|  | List of years in paleontology | (table) |

= 1887 in paleontology =

==Lepidosaurs==

| Name | Status | Authors |  | Age | Unit | Location | Notes |
|---|---|---|---|---|---|---|---|
| Patricosaurus | Nomen dubium | Harry Govier Seeley |  | Middle Cretaceous (late Albian to early Cenomanian) | Cambridge Greensand | UK | An indeterminate lepidosaur. |

==Archosaurs==

===Classification Events===
- Harry Govier Seeley divides the Dinosaurs into two taxa based on the configuration of their hip bones.

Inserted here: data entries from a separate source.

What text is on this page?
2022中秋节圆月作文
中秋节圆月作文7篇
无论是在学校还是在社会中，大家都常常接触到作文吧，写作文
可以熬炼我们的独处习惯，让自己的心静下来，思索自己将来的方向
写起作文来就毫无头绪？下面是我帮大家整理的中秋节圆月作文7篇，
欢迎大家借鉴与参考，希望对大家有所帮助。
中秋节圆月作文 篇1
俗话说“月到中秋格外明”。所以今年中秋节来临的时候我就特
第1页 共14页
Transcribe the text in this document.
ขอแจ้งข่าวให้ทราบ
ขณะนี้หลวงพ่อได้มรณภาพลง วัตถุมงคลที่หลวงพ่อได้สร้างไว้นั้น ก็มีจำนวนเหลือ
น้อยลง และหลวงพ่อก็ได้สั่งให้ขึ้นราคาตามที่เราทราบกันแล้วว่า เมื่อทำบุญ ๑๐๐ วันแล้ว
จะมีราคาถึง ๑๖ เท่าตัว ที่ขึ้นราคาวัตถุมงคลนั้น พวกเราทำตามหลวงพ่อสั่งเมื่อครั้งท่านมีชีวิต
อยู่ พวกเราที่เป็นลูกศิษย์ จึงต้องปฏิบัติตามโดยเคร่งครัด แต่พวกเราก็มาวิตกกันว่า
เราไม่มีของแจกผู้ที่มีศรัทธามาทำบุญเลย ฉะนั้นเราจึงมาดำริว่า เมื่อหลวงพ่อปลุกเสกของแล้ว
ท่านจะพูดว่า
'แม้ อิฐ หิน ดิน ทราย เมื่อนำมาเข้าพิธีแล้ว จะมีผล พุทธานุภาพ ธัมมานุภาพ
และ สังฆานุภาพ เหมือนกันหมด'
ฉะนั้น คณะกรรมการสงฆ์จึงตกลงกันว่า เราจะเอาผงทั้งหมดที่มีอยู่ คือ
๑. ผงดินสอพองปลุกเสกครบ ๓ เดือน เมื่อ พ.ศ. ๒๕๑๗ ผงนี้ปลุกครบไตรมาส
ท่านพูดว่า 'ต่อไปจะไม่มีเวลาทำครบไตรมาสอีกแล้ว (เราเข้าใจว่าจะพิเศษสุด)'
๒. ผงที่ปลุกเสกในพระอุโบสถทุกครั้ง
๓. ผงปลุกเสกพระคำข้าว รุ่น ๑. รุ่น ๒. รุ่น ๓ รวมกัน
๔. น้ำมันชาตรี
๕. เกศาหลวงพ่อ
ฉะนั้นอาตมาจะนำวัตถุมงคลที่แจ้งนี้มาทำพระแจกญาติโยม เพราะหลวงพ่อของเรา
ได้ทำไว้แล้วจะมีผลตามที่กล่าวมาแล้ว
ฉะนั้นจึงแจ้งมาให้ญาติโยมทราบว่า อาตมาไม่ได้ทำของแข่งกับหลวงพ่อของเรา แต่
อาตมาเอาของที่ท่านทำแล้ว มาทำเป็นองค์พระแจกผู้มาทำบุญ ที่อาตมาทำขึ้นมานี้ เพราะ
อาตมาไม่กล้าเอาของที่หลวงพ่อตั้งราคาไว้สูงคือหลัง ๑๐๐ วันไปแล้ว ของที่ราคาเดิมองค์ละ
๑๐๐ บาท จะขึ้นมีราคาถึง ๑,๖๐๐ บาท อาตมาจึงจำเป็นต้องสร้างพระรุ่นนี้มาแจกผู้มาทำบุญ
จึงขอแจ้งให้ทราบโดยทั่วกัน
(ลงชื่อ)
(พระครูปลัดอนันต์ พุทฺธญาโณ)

===Newly named dinosaurs===

| Name | Status | Authors |  | Age | Unit | Location | Notes | Images |
|---|---|---|---|---|---|---|---|---|
| Aristosuchus | Valid | Harry Govier Seeley |  | Early Cretaceous (Barremian) | Wessex Formation | UK | A compsognathid. | Aristosuchus |
| Ornithodesmus | Valid | Harry Govier Seeley |  | Early Cretaceous (Barremian) | Wessex Formation | UK | A member of Paraves. |  |

==Plesiosaurs==

===New taxa===

| Name | Status | Authors |  | Notes |
|---|---|---|---|---|
| Orophosaurus | Nomen dubium | Cope |  |  |
| Piptomerus | Synonym of Cimoliasaurus | Cope |  |  |

==Plants==
The Fossil Grove was discovered in Glasgow, Scotland. It contains the fossilised stumps of eleven extinct Lepidodendron trees, which are sometimes described as "giant club mosses" but they may be more closely related to quillworts.

==Paleontologists==
- Death of George Bax Holmes, a wealthy fossil collector who collaborated with Sir Richard Owen. His collection remains preserved in Brighton's Booth Museum of Natural History.